Architecture in Palestine is a blend of ancient and modern, vernacular and classical. It also reflects cultural and religious influences that came to it from many parts of the world.
local architecture is village architecture. It is typified by the use of stone, thick walls and domed ceilings. The emphasis in vernacular architecture is on warmth and privacy. A typical Palestinian village blends with the landscape rather than imposes on it.
Samples of Palestinian Ceramic
Samples of Palestinian Glass work
Palestinian handicraft has its origins in the production of basic utensils and domestic furnishing made of clay, glass, straw, wood, and cane, and in the ornamental craft traditions evolved locally or brought in over time by various infuences.
The olive wood is a symbol of Palestine, and so Palestinian artisans use its striated wood and also mother-of-pearl to produce distinctive souvenirs.
Sirriyet Ramallah Dance Troupe
The only indigenous folkloric dance form practiced and performed in Palestine is dabke.

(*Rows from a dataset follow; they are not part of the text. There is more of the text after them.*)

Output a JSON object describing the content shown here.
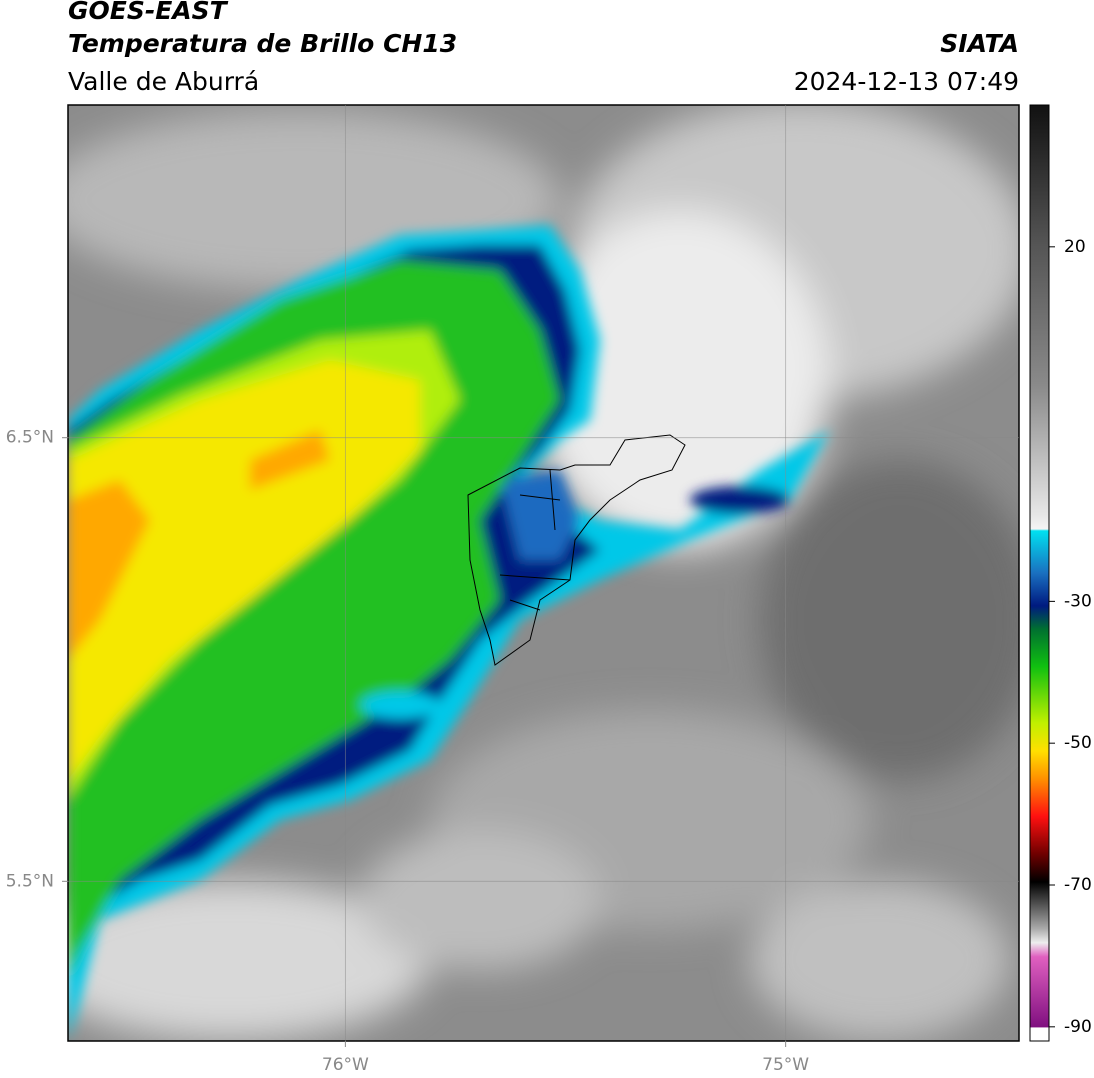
{
  "header": {
    "satellite": "GOES-EAST",
    "product": "Temperatura de Brillo CH13",
    "region": "Valle de Aburrá",
    "source": "SIATA",
    "datetime": "2024-12-13 07:49"
  },
  "map": {
    "xlim": [
      -76.63,
      -74.47
    ],
    "ylim": [
      5.14,
      7.25
    ],
    "xticks": [
      {
        "value": -76,
        "label": "76°W"
      },
      {
        "value": -75,
        "label": "75°W"
      }
    ],
    "yticks": [
      {
        "value": 6.5,
        "label": "6.5°N"
      },
      {
        "value": 5.5,
        "label": "5.5°N"
      }
    ],
    "grid": true
  },
  "colorbar": {
    "lim": [
      -92,
      40
    ],
    "ticks": [
      20,
      -30,
      -50,
      -70,
      -90
    ]
  }
}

Dabke is typical of village tradition, tied to the natural cycle of growth and fertility, and is therefore customarily performed on social occasions such as weddings and feasts. It involves timed steps to the beats of traditional instruments, with calculated movements and punctuated stomping with the foot.
Image Created By Palestinian Artist Suleiman Mansour
Most visual artists practicing and exhibiting in Palestine are painters, and the most common is oil paint. There are only a few ceramists, sculptors and photographers. Almost without exception, Palestinian artists express the desire to produce their art as a means of supporting the plight of their nation. The dominant themes, therefore, have been associated with the symbolism of the land and the struggle of its people.